Sometimes, you will see the `ggplot()` function contain the aesthetics (as shown in examples below). This means that these will be the default aesthetics that will be passed to all geom_layers. This is useful when we plot several layers together (e.g., a line plot and a point plot together).
```{r}
# More specific examples of commands incoming
# mostly based around ggplot2 package
library(tidyverse)
library(ggplot2) # redundant, but here for emphasis
# we'll use the mpg dataset
head(mpg)
# line plot
ggplot(data = mpg, mapping = aes(x = displ, y = hwy)) +
geom_line()
# sometimes we want to group on different categorical variables
ggplot(data = mpg, mapping = aes(x = displ, y = hwy, group = cyl)) +
geom_line()
# but we can't tell the lines apart without color
ggplot(data = mpg,
mapping = aes(x = displ, y = hwy,
group = cyl, color = cyl)) +
geom_line()
# ggplot is treating CYL as a continuous variable;
# we want to avoid this
# but we can't tell the lines apart without color
ggplot(data = mpg,
mapping = aes(x = displ, y = hwy,
group = cyl, color = as.character(cyl))) +
geom_line()
# bar chart (only uses one variable because it counts automatically)
# IF you want to supply your own count instead, use
# geom_bar(stat = "identity")
ggplot(mpg, aes(x = displ)) +
geom_bar()
# histogram and 1-dimensional density visualization (and bin sizes)
ggplot(mpg, aes(x = hwy)) +
geom_histogram()
ggplot(mpg, aes(x = hwy)) +
geom_histogram(binwidth = 2.5)
# 2-dimensional histograms/density
ggplot(mpg, aes(x = displ, y = hwy)) +
geom_density2d() +
geom_point()
# kernel density estimation
# we use the built in smoother in ggplot for now
# GEOM_SMOOTH()
ggplot(data = mpg) +
geom_smooth(mapping = aes(x = displ, y = hwy),
method = "loess", span = 0.5)
ggplot(data = mpg) +
geom_smooth(mapping = aes(x = displ, y = hwy),
method = "loess", span = 2)
ggplot(data = mpg) +
geom_smooth(mapping = aes(x = displ, y = hwy),
method = "lm")
# median, quantile, quartile, interquartile range
# use ecdf() function for these attributes
# the empirical cumulative density function
ecdf_hwy_mpg <- ecdf(mpg$hwy)
# median
quantile(ecdf_hwy_mpg, 0.5)
quantile(ecdf_hwy_mpg, seq(0.25, 0.75, by = 0.25))
# box plots
ggplot(mpg, aes(x = class, y = hwy, color = class)) +
geom_boxplot()
# scatter plots (many plots, overplotting, correlation graphs)
ggplot(mpg, aes(x = displ, y = hwy)) +
geom_point()
ggplot(mpg, aes(x = displ, y = hwy)) +
geom_point() + facet_wrap(~cyl)
ggplot(mpg, aes(x = displ, y = hwy)) +
geom_point() + facet_wrap(~class)
# parallel coordinates
# for some
long_iris_df <- iris %>% mutate(obs_id = row_number()) %>%
gather(key = measurement, value = value, -obs_id, -Species)
ggplot(long_iris_df,
aes(x = measurement, y = value,
group = obs_id, color = Species)) +
geom_line()
# radar plots
# if you're interested, check out this ggplot2 extension
# http://www.ggplot2-exts.org/ggradar.html
```
Notes from the above examples:
* in the parallel coordinates example, note that we could not have plotted this without making the iris data a long dataset, where each measurement of an observation gets one row. `ggplot` enforces this structure because it makes it clear what we're studying.
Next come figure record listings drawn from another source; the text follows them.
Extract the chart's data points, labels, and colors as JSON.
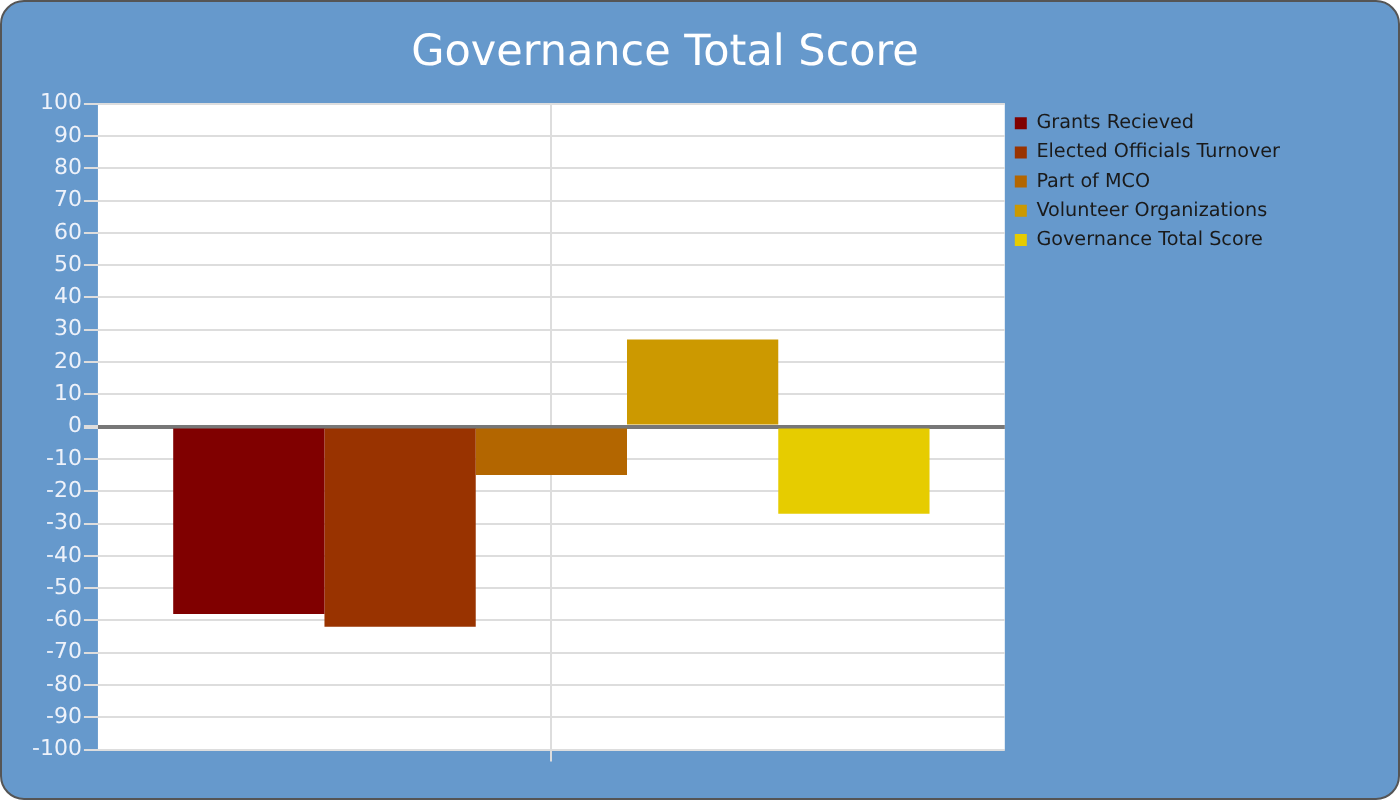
{
  "chart_data": {
    "type": "bar",
    "title": "Governance Total Score",
    "categories": [
      null
    ],
    "series": [
      {
        "name": "Grants Recieved",
        "color": "#800000",
        "values": [
          -58
        ]
      },
      {
        "name": "Elected Officials Turnover",
        "color": "#993300",
        "values": [
          -62
        ]
      },
      {
        "name": "Part of MCO",
        "color": "#b36600",
        "values": [
          -15
        ]
      },
      {
        "name": "Volunteer Organizations",
        "color": "#cc9900",
        "values": [
          27
        ]
      },
      {
        "name": "Governance Total Score",
        "color": "#e6cc00",
        "values": [
          -27
        ]
      }
    ],
    "ylim": [
      -100,
      100
    ],
    "yticks": [
      -100,
      -90,
      -80,
      -70,
      -60,
      -50,
      -40,
      -30,
      -20,
      -10,
      0,
      10,
      20,
      30,
      40,
      50,
      60,
      70,
      80,
      90,
      100
    ],
    "grid": true,
    "legend": "top right"
  }
}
In this case, we're interested in comparing the different measurements against each other, so measurement type should be a variable (hence, row), rather than a particular description of a measurement (i.e. column). This follows the tidy data philosophy (see R4DS for more).
* when doing line plots, it can be important to specify how we're connecting/grouping our data into a line. Use the `group` aesthetic to guide this and think through this.